Moss was born on January 19, 1942, in New York City to actor Arnold Moss and writer Stella Reynolds. He graduated from Princeton University in 1963; he was hired as a production assistant and then became one of the writers on CBS’s Captain Kangaroo children’s show. In 1969, he went on to help create and to write for Sesame Street with Muppets creator Jim Henson and musical director Joe Raposo. “If Henson gave the Muppets their form, and Franz Oz provided so many of their voices, Moss helped give them their souls,” described Todd S. Purdum in a profile of Moss, listed as number 12 of the 25 Most Influential Princeton Alumni, published January 23, 2008, in Princeton Alumni Weekly. Along the way, Moss won 14 Emmys, was nominated for an Academy Award for “The Muppets Take Manhattan,” wrote songs for four Grammy-winning records, and authored more than a dozen best-selling Sesame Street books, according to his obituary written by Douglas Martin in The New York Times on September 26, 1998, after Moss’s death two days earlier in New York City due to colon cancer.

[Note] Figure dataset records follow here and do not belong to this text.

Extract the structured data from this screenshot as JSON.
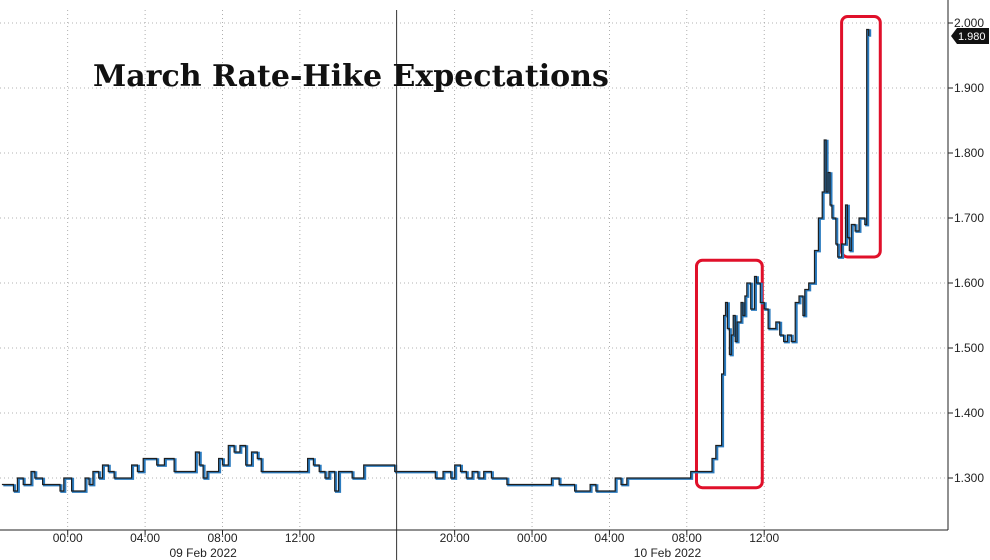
{
  "chart_data": {
    "type": "line",
    "title": "March Rate-Hike Expectations",
    "xlabel": "",
    "ylabel": "",
    "x_unit": "hours from 09 Feb 2022 00:00",
    "xlim": [
      -3.5,
      45.5
    ],
    "ylim": [
      1.22,
      2.02
    ],
    "y_ticks": [
      1.3,
      1.4,
      1.5,
      1.6,
      1.7,
      1.8,
      1.9,
      2.0
    ],
    "y_tick_labels": [
      "1.300",
      "1.400",
      "1.500",
      "1.600",
      "1.700",
      "1.800",
      "1.900",
      "2.000"
    ],
    "x_ticks": [
      0,
      4,
      8,
      12,
      20,
      24,
      28,
      32,
      36
    ],
    "x_tick_labels": [
      "00:00",
      "04:00",
      "08:00",
      "12:00",
      "20:00",
      "00:00",
      "04:00",
      "08:00",
      "12:00"
    ],
    "date_labels": [
      {
        "x": 7,
        "label": "09 Feb 2022"
      },
      {
        "x": 31,
        "label": "10 Feb 2022"
      }
    ],
    "day_separator_x": 17,
    "last_value": 1.98,
    "last_value_label": "1.980",
    "grid": true,
    "series": [
      {
        "color": "#1f1f1f",
        "accent_color": "#2b7bbf",
        "points": [
          [
            -3.4,
            1.29
          ],
          [
            -2.8,
            1.28
          ],
          [
            -2.6,
            1.3
          ],
          [
            -2.3,
            1.29
          ],
          [
            -1.9,
            1.31
          ],
          [
            -1.7,
            1.3
          ],
          [
            -1.3,
            1.29
          ],
          [
            -0.8,
            1.29
          ],
          [
            -0.4,
            1.28
          ],
          [
            -0.2,
            1.3
          ],
          [
            0.2,
            1.28
          ],
          [
            0.6,
            1.28
          ],
          [
            0.9,
            1.3
          ],
          [
            1.1,
            1.29
          ],
          [
            1.3,
            1.31
          ],
          [
            1.6,
            1.3
          ],
          [
            1.8,
            1.32
          ],
          [
            2.1,
            1.31
          ],
          [
            2.4,
            1.3
          ],
          [
            2.6,
            1.3
          ],
          [
            3.0,
            1.3
          ],
          [
            3.3,
            1.32
          ],
          [
            3.6,
            1.31
          ],
          [
            3.9,
            1.33
          ],
          [
            4.2,
            1.33
          ],
          [
            4.6,
            1.32
          ],
          [
            5.0,
            1.33
          ],
          [
            5.5,
            1.31
          ],
          [
            5.9,
            1.31
          ],
          [
            6.3,
            1.31
          ],
          [
            6.6,
            1.34
          ],
          [
            6.8,
            1.32
          ],
          [
            7.0,
            1.3
          ],
          [
            7.2,
            1.31
          ],
          [
            7.5,
            1.31
          ],
          [
            7.8,
            1.33
          ],
          [
            8.0,
            1.32
          ],
          [
            8.3,
            1.35
          ],
          [
            8.6,
            1.34
          ],
          [
            8.9,
            1.35
          ],
          [
            9.2,
            1.32
          ],
          [
            9.5,
            1.34
          ],
          [
            9.8,
            1.33
          ],
          [
            10.0,
            1.31
          ],
          [
            10.5,
            1.31
          ],
          [
            11.0,
            1.31
          ],
          [
            11.5,
            1.31
          ],
          [
            12.0,
            1.31
          ],
          [
            12.4,
            1.33
          ],
          [
            12.7,
            1.32
          ],
          [
            13.0,
            1.31
          ],
          [
            13.3,
            1.3
          ],
          [
            13.5,
            1.31
          ],
          [
            13.8,
            1.28
          ],
          [
            14.0,
            1.31
          ],
          [
            14.3,
            1.31
          ],
          [
            14.7,
            1.3
          ],
          [
            15.0,
            1.3
          ],
          [
            15.3,
            1.32
          ],
          [
            15.7,
            1.32
          ],
          [
            16.0,
            1.32
          ],
          [
            16.5,
            1.32
          ],
          [
            16.9,
            1.31
          ],
          [
            17.3,
            1.31
          ],
          [
            17.7,
            1.31
          ],
          [
            18.0,
            1.31
          ],
          [
            18.5,
            1.31
          ],
          [
            19.0,
            1.3
          ],
          [
            19.4,
            1.31
          ],
          [
            19.8,
            1.3
          ],
          [
            20.0,
            1.32
          ],
          [
            20.3,
            1.31
          ],
          [
            20.6,
            1.3
          ],
          [
            20.9,
            1.31
          ],
          [
            21.2,
            1.3
          ],
          [
            21.5,
            1.31
          ],
          [
            21.9,
            1.3
          ],
          [
            22.3,
            1.3
          ],
          [
            22.7,
            1.29
          ],
          [
            23.0,
            1.29
          ],
          [
            23.5,
            1.29
          ],
          [
            24.0,
            1.29
          ],
          [
            24.5,
            1.29
          ],
          [
            25.0,
            1.3
          ],
          [
            25.4,
            1.29
          ],
          [
            25.8,
            1.29
          ],
          [
            26.2,
            1.28
          ],
          [
            26.6,
            1.28
          ],
          [
            27.0,
            1.29
          ],
          [
            27.3,
            1.28
          ],
          [
            27.6,
            1.28
          ],
          [
            28.0,
            1.28
          ],
          [
            28.3,
            1.3
          ],
          [
            28.6,
            1.29
          ],
          [
            28.9,
            1.3
          ],
          [
            29.2,
            1.3
          ],
          [
            29.5,
            1.3
          ],
          [
            30.0,
            1.3
          ],
          [
            30.5,
            1.3
          ],
          [
            31.0,
            1.3
          ],
          [
            31.5,
            1.3
          ],
          [
            32.0,
            1.3
          ],
          [
            32.2,
            1.31
          ],
          [
            32.5,
            1.31
          ],
          [
            32.8,
            1.31
          ],
          [
            33.1,
            1.31
          ],
          [
            33.3,
            1.33
          ],
          [
            33.5,
            1.35
          ],
          [
            33.7,
            1.35
          ],
          [
            33.8,
            1.46
          ],
          [
            33.9,
            1.55
          ],
          [
            34.0,
            1.57
          ],
          [
            34.1,
            1.53
          ],
          [
            34.2,
            1.49
          ],
          [
            34.3,
            1.52
          ],
          [
            34.4,
            1.55
          ],
          [
            34.5,
            1.51
          ],
          [
            34.6,
            1.54
          ],
          [
            34.8,
            1.57
          ],
          [
            34.9,
            1.55
          ],
          [
            35.0,
            1.58
          ],
          [
            35.1,
            1.6
          ],
          [
            35.3,
            1.56
          ],
          [
            35.5,
            1.61
          ],
          [
            35.6,
            1.6
          ],
          [
            35.8,
            1.57
          ],
          [
            36.0,
            1.56
          ],
          [
            36.2,
            1.53
          ],
          [
            36.4,
            1.53
          ],
          [
            36.6,
            1.54
          ],
          [
            36.8,
            1.52
          ],
          [
            37.0,
            1.51
          ],
          [
            37.2,
            1.52
          ],
          [
            37.4,
            1.51
          ],
          [
            37.6,
            1.57
          ],
          [
            37.8,
            1.58
          ],
          [
            38.0,
            1.55
          ],
          [
            38.1,
            1.59
          ],
          [
            38.3,
            1.6
          ],
          [
            38.5,
            1.6
          ],
          [
            38.6,
            1.65
          ],
          [
            38.8,
            1.7
          ],
          [
            39.0,
            1.74
          ],
          [
            39.1,
            1.82
          ],
          [
            39.2,
            1.74
          ],
          [
            39.3,
            1.77
          ],
          [
            39.4,
            1.72
          ],
          [
            39.5,
            1.7
          ],
          [
            39.7,
            1.66
          ],
          [
            39.8,
            1.64
          ],
          [
            40.0,
            1.66
          ],
          [
            40.2,
            1.72
          ],
          [
            40.3,
            1.67
          ],
          [
            40.4,
            1.65
          ],
          [
            40.5,
            1.69
          ],
          [
            40.7,
            1.68
          ],
          [
            40.9,
            1.7
          ],
          [
            41.1,
            1.7
          ],
          [
            41.2,
            1.69
          ],
          [
            41.3,
            1.99
          ],
          [
            41.4,
            1.98
          ]
        ]
      }
    ],
    "annotations": [
      {
        "type": "box",
        "color": "#e0102a",
        "x0": 32.5,
        "x1": 35.9,
        "y0": 1.285,
        "y1": 1.635
      },
      {
        "type": "box",
        "color": "#e0102a",
        "x0": 40.0,
        "x1": 42.0,
        "y0": 1.64,
        "y1": 2.01
      }
    ]
  }
}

“In an interview in The New York Times five years ago,” continued Martin, “Mr. Moss explained his approach. ‘I look at kids as being us, but younger,’ he said. ‘What makes kids laugh is the same as what makes us laugh. And losing something or someone dear to you is universal. The key is to keep the vocabulary so children can understand it. That way you keep the kids watching and smiling, and it’s something you watch yourself.’…It was this ability to strike resonant chords that those who knew Mr. Moss mentioned yesterday. His literary agent, Esther Newberg, remembered the awe with which children at the American Museum of Natural History regarded him when he read from his book about dinosaurs. A friend mentioned how today’s Princeton students, all weaned on Sesame Street, would crowd around a piano and join him in belting out ‘Rubber Duckie,’” Martin noted.

Moss was survived by his wife Anne W. Boylan, his son Alexander Boylan Moss, and his stepson Jonathan Smith. As his tombstone reminds us, “After the singer has gone/the song goes on.”